As part of its commitment to navigate a new course of integration and partnership, NHS England’s recent paper outlining a local-led approach to healthcare recommends “co-production with people with lived experience”. However, individual subjectivity is a complex area and without careful consideration its value can be undermined.
Phenomenology (or the study of experience) can go some way to helping us understand another person’s perspective and to incorporate this into service design and delivery. Researchers and other professionals seeking to access someone else’s viewpoint face the intimidating obstacle of not letting their own preconceptions colour their findings; this is what phenomenology seeks to tackle.
Two main approaches exist in this school of thought. On the one hand, a transcendental approach to phenomenology expects researchers to “bracket off” their previous knowledge and assumptions (in theory to the extreme of setting aside the world and the entirety of its content), while on the other, a hermeneutic approach accepts that individuals have an understanding of their “lifeworld” which is inescapable and must instead be understood through the layers of their social, cultural and political contexts.

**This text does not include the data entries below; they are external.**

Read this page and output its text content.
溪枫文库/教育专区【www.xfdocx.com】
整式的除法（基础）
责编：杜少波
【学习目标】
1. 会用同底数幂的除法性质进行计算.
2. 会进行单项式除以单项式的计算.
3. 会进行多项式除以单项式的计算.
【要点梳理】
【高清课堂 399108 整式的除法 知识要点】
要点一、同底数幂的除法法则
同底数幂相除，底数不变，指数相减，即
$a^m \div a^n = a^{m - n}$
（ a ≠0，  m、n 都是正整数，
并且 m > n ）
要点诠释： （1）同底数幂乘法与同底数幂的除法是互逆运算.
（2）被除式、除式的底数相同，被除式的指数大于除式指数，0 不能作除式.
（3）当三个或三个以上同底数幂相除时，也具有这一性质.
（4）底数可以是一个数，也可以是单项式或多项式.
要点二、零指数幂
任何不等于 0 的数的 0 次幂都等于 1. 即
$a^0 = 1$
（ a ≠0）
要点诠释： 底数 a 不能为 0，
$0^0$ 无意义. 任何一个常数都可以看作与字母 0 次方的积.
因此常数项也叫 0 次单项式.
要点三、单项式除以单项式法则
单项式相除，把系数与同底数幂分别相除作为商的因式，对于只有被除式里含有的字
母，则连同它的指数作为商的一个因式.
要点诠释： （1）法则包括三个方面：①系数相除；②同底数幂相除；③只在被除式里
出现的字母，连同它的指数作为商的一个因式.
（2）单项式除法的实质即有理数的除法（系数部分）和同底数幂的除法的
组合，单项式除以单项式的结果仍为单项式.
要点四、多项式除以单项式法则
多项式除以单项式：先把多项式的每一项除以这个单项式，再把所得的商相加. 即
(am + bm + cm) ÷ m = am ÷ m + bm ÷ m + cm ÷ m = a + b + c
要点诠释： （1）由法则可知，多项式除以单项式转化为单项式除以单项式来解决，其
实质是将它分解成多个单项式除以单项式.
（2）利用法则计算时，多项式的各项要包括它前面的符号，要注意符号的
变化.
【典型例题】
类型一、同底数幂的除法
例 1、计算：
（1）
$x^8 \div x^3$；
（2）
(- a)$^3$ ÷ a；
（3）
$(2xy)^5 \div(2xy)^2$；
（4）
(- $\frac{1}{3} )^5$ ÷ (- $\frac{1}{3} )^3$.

Many charities have incredible networks from which to draw insights about people’s experiences of services, and through this they can improve their own and lobby more effectively on behalf of their beneficiaries. Some even go further and are entirely led by people with direct personal experience of the health or social issue the charity was established to campaign on. This is particularly important in organisations which aim to help people who have had previous negative experiences of statutory services and would benefit from a relationship with a professional based outside of the public sector who has been through similar life events to themselves. The Hepatitis C Trust, which is the largest patient-led organisation for hepatitis C in Europe, has demonstrated significant increases in engagement with healthcare services when patients are supported by peers to access treatment.
A welcome shift has been seen in health policy in recent years towards recognising these merits. Yet when utilising expertise gained through experience via surveys and interviews, research teams must be wary of pre-empting the conclusions of such conversations to align with already planned or current campaigns. Difficult though it may be, phenomenology teaches us to set aside our hypotheses, preconceptions and inclinations to equate an individual’s experience to that of an entire group; instead, a more critical examination of how we understand lived experience may offer a richer picture, forcing us to really listen and respond to people rather than using their words to justify decisions and policies already fully formed.